Here in the backwoods manners are all. You may not think so when you see the seemingly permanent scowl and grimace of those you pass in the street or those who stare at you from their gardens, and it’s true that for a newcomer it can be very off-putting in the early days as you meander through the village, a broad smile screaming "please like me" in place.

Indeed, you quickly feel as if the mark of Cain is branded on your forehead and these glowering people will never, ever accept you.

But, as you meet old hands, or find French acquaintances, you learn it’s not personal. It’s just the way it is. Always a pragmatic tribe, the French find little point in going around beaming unless there is something genuinely to smile about.

There's little point in giving a grin and a wave to some idiot in a car gesticulating madly as they pass. Once one understands that, all falls into place and there are no more hurt feelings or sense of rejection.

In fact, although the outward face presented to the world is harsh and suspicious, the inner soul is, in the main, kind and good.

Well, it is unless you transgress, and transgressing is easy here, where slights grow huge in the long dark nights and brooding and nit picking are winter sports.

On the first level is failing to say bonjour when entering anywhere while directing one’s glance to each and every person present in say, shop or doctor’s surgery.

That bonjour must also always be directed to the girl who checks your groceries but only the moment she starts the ringing-up process.

Too early is a no no and it’s bad form, having said it with no response, to say it again. Once you’ve said it, even if ignored, you then must say, "Re-bonjour." I know … le sigh.

Unused to such pleasantries in our own countries it’s hard for us blow-ins to remember such niceties; until we learn it’s a counterstrike against us.

Fortunately none of us moves to the other levels, which end in the deadliest of all – the feud.

The feud does not die with the offender/offended – it continues through the generations even though the original offence has long been forgotten.

I have mentioned before a nearby village where, divided by the one street, two families own most of the houses and live in deadly enmity. As far as I or they recall, it began with a drunken fight two generations ago in the salle de fetes. Although facing each other in cheek-by-jowl terraced houses they carry on their lives as if the others were invisible.

Well, not quite. They make it their business to keep tabs on all movements and take every opportunity to make life difficult for each other.

Other feuds, the dark ones, go back to the war years and who sided with who, whose family informed or aided. Those feuds are the ones nobody wants to talk about, even now.

Slights escalate very quickly here. And now there’s a new one brewing locally.

An English friend of mine goes to a gym with her (French) next-door neighbour. The other night they turned up to discover the daughter-in-law of their mayor had joined. As she arrived they both said: "Bonsoir, ca va?" She looked at them then turned away.

Oh, oh … bad, really bad.

Discussing it on the way home my friend suggested it might be because she was English; her furious and equally shocked neighbour thought it was because her husband’s brother was on the opposing list at the local elections.

Anyway, they agreed to try again next time.

Again she blanked them. On the way home the neighbour was so angry and yes, upset, that she wanted to leave the gym.

Said my friend: "She was shaking with rage and I discovered swear words I’d never heard before.

"To put this into context, this is one of the sweetest, gentlest women I know. But she’d been deeply offended. I was annoyed but not on that level.

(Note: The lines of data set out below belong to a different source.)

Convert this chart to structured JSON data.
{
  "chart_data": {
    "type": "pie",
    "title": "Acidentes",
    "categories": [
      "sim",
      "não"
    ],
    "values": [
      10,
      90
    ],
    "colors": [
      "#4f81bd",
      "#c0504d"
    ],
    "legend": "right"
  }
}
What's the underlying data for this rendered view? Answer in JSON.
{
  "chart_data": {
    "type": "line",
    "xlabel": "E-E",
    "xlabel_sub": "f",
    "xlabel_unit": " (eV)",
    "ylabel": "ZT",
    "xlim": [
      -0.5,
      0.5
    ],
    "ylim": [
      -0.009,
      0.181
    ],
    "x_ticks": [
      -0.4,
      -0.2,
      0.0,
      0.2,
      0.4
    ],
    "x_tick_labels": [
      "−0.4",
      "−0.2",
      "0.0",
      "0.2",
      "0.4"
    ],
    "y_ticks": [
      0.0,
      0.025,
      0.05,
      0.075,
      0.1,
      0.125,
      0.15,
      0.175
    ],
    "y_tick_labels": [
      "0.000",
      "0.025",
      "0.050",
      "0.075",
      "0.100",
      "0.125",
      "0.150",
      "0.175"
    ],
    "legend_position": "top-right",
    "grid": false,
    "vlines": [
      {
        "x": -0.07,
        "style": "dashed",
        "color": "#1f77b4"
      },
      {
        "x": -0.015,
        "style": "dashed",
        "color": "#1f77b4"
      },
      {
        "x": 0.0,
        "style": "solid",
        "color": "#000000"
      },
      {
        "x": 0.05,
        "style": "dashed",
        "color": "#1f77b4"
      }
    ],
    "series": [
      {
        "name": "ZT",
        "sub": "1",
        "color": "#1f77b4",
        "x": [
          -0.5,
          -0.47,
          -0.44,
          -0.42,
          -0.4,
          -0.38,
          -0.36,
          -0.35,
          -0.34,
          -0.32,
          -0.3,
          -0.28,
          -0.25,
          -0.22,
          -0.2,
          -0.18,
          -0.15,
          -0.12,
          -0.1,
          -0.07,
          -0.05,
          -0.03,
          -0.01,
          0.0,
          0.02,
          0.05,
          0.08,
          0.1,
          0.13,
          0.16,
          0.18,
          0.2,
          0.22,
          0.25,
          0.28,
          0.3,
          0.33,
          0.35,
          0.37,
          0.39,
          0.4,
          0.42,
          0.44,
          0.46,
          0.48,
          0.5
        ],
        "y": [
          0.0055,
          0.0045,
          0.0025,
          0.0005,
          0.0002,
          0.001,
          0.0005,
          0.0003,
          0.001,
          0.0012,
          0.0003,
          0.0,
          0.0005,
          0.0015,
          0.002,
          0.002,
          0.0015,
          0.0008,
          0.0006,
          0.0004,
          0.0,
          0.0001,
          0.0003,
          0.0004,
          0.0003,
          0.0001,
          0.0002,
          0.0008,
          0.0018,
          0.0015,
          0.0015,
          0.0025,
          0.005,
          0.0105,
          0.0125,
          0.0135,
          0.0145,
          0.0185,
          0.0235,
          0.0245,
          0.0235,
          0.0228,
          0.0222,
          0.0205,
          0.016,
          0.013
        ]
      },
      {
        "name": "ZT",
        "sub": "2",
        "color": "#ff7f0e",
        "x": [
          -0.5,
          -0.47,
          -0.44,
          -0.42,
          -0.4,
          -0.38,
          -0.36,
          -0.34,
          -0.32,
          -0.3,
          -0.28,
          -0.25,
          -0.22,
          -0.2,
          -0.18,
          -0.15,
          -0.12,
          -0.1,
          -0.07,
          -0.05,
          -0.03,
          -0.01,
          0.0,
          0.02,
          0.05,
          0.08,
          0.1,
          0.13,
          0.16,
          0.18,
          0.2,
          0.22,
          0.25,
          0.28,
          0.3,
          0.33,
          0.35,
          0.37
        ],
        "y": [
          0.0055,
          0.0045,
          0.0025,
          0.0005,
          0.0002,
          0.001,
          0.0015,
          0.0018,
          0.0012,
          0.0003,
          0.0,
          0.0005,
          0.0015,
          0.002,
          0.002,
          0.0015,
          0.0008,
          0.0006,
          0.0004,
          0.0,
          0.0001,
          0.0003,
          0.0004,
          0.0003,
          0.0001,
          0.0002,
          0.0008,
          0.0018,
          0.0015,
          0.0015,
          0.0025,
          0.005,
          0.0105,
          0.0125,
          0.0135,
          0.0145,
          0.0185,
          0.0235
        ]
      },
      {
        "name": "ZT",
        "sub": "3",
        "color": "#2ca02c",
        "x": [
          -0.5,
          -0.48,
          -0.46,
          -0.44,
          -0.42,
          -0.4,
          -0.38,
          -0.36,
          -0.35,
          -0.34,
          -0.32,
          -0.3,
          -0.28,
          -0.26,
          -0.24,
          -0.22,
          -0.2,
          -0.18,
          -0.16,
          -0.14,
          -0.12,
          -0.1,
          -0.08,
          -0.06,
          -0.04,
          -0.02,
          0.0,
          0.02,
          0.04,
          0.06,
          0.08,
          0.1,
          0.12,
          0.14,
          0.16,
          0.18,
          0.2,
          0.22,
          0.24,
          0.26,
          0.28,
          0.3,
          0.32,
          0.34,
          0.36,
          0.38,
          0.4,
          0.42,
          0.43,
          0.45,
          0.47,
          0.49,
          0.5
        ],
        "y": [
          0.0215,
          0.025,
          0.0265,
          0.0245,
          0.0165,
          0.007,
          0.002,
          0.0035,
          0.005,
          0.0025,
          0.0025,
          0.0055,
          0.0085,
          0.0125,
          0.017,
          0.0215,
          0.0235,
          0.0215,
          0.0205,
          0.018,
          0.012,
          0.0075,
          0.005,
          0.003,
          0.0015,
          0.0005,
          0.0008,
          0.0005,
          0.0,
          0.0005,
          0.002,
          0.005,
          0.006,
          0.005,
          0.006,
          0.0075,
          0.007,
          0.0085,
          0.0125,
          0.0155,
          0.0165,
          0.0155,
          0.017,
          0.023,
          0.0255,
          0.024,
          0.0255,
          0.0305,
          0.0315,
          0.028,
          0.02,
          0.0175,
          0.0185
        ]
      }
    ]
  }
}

"It was then I realised just how important, how major the pleasantries and the apparent snubs are to the locals."

My friend has persuaded her neighbour to return to the gym one more time and try again.

There seems to be no protocol for actually asking the other person what the problem is, no calming ground. That in itself I find fascinating. It goes from zero to 60 in seconds.

And one can see how, if snubbed again, this will move into the full-blown feud with both families turning firmly against each other. For ever more.

In a small village that is not something to be done lightly. Lives are tightly intertwined here; mischief can be, and is, made with the authorities; others are drawn in to take sides.

The other large family could sideline my friend by virtue of association.

She shrugs. "So be it," she says. "Do I really care? For her, yes. For me, no."

And that is the difference. We’ve learned in our city lives simply to walk away and give no further thought.

There is no walking away in rural France.